For starters, just migrating to a state machine approach would be more than enough as it would unlock support for UNIONs and easy ignoring of tokens like HIGH_PRIORITY or SQL_SMALL_RESULT.

adamziel commented 2 months ago

Perhaps the Rewriter model is no longer useful for this approach.
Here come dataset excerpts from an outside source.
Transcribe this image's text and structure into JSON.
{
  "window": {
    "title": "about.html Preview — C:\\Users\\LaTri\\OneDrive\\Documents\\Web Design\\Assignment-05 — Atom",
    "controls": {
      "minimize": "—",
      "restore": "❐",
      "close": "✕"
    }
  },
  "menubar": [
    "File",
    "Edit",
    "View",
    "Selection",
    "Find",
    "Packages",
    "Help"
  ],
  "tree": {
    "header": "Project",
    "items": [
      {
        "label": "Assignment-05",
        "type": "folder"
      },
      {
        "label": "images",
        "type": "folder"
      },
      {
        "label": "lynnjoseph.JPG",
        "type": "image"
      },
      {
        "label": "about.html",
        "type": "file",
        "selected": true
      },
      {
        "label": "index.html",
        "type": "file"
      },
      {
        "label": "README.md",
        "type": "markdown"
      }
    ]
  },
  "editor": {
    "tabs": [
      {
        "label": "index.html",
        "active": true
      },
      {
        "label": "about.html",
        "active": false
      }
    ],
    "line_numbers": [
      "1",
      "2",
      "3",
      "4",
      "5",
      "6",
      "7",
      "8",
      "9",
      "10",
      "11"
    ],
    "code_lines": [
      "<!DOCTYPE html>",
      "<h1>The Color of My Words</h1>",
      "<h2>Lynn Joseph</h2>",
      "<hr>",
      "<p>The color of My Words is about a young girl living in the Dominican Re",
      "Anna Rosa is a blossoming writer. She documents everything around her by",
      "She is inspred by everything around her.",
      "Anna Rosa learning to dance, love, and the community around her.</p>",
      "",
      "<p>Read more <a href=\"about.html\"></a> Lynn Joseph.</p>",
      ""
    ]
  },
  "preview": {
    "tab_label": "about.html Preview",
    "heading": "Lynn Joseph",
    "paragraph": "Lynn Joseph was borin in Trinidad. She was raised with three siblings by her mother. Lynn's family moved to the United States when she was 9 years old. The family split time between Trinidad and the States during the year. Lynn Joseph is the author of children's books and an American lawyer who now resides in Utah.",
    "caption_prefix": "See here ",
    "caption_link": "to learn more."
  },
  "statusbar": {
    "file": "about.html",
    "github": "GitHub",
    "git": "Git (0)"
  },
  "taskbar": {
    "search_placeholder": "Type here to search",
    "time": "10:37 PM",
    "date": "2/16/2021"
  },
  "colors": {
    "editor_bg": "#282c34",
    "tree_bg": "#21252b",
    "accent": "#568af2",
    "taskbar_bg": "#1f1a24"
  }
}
Here's an alternative idea:

/**
 * Processes the SELECT statement (https://dev.mysql.com/doc/refman/8.0/en/select.html)
 *    SELECT
 *       [ALL | DISTINCT | DISTINCTROW ]
 *       [HIGH_PRIORITY]
 *       [STRAIGHT_JOIN]
 *       [SQL_SMALL_RESULT] [SQL_BIG_RESULT] [SQL_BUFFER_RESULT]
 *       [SQL_NO_CACHE] [SQL_CALC_FOUND_ROWS]
 *        select_expr [, select_expr] ...
 */
protected function consume_select_query() {
    $token = $this->next_token();
    $token->assert_is_keyword('SELECT');

    $token = $this->next_token();
    if($token->is_keyword(['ALL', 'DISTINCT', 'DISTINCTROW'])) {
         $this->append( $token );
         $token = $this->rewriter->next_token();
    }
    if($token->is_keyword('HIGH_PRIORITY')) {
         $token = $this->rewriter->next_token();
    }
    // ... keep going token by token, don't just skip over things like we do now
    //     with a while loop ...
    if($is_subquery) {
        $this->consume_sub_query();
    }
    // inevitably at some point:
    if($token->is_keyword('UNION')) {
        $this->consume_select_query();
    }
}

Importantly, we cannot just operate on strings and translate the MySQL query into the SQLite query. Some transformations require acting on the SQLite database and executing SELECTs, INSERTs etc. Therefore, the input may be a MySQL query string, but the output should be the query result, not the corresponding SQL query for SQLite.

brandonpayton commented 1 week ago

Intuitively, it feels like we need a thorough but lightweight syntax tree and an interpreter that explicitly handles each case.

I've started poking at that idea but don't yet have a working example to share.